Я никогда не слышал, чтобы Мама говорила так грубо. Она пошла и села на кровать. Папина рана кровоточила. В глазах его было напряжение, челюсти двигались. Затем он сказал:

– Когда-то они были великими людьми. Голод увел их из их царства, и сейчас дорога – их единственный дворец. Я построю им школу. Я научу их работать. Я буду учить их музыке. Мы все будем счастливы.
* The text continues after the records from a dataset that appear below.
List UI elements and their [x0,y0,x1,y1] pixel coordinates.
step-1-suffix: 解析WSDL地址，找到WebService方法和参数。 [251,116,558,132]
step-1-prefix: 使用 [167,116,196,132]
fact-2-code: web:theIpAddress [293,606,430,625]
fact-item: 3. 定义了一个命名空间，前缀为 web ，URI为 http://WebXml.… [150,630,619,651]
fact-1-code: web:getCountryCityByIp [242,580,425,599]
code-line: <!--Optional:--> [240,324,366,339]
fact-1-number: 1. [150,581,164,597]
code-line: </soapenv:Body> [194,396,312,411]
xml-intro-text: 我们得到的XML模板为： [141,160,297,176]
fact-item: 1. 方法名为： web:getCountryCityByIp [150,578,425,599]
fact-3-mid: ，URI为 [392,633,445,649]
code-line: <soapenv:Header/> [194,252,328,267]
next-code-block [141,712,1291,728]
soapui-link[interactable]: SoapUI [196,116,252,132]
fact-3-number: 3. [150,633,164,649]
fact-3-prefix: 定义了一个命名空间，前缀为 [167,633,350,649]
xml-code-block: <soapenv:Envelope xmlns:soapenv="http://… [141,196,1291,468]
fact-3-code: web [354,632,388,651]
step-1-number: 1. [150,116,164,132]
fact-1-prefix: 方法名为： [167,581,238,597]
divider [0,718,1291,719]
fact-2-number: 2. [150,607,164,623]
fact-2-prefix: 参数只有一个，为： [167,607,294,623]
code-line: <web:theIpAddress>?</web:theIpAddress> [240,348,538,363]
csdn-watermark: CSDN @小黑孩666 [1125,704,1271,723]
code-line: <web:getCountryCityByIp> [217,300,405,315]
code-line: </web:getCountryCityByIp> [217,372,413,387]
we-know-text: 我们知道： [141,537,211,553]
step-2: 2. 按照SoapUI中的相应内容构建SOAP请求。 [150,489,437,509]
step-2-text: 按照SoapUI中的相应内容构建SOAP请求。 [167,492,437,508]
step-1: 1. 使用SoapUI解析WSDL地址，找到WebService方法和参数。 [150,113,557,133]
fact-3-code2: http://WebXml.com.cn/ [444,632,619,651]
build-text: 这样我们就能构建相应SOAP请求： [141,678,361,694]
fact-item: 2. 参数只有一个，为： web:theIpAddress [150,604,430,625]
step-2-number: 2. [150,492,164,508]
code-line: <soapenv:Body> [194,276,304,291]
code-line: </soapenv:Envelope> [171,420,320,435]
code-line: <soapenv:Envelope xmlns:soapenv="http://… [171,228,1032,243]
Мама вышла, принесла немного воды и продезинфицировала комнату. Жидкость, которую она густо разбрызгала по всей комнате, ударила мне в ноздри. Мама поменяла простыни. Папа сидел с сонными глазами, с грубой порослью на лице, кровь стекала по щеке и капала на плечо его разорванной рубашки. Затем пришла Мама, обработала рану и залепила ее пластырем. Она пошла и легла на кровать. Папа еще долго что-то пьяно бормотал. Он говорил, что построит дороги в поселке, говорил о своих планах строительства, которые должны поднять в людях боевой дух, о том, что миру нужно вдохновение, говорил о моряках без кораблей, священниках без храмов, королях без дворцов, боксерах без противников, еде без животов, чтобы ее съесть, богах без единого человека, который бы в них поверил, мечтах без мечтателей, идеях, которые никто не может использовать, о людях без пути. Для нас в его речах не было смысла. Свеча почти догорела. Он встал и, все еще что-то бормоча себе под нос, пошел и лег на пол рядом со мной. От него пахло, как от большого животного, истощенного слона, и это был запах переизбытка энергии, переизбытка надежд и противоречий. Он бормотал что-то неразборчивое и вскоре заскрипел зубами. Когда он уже глубоко заснул, свеча ярко разгорелась и пламя затрепетало, как будто папин сон снабдил огонь кислородом. Мама встала с кровати, попросила меня передвинуться, и затем она сделала нечто очень странное. Она села верхом на Папу и стала его бить. Она била его по лицу, в грудь, отбивала маниакальный ритм на его животе, колотила и мутузила его изо всех сил, все время вскрикивая тихим устрашающе-монотонным голосом, не останавливаясь ни на секунду, как только позволяли руки.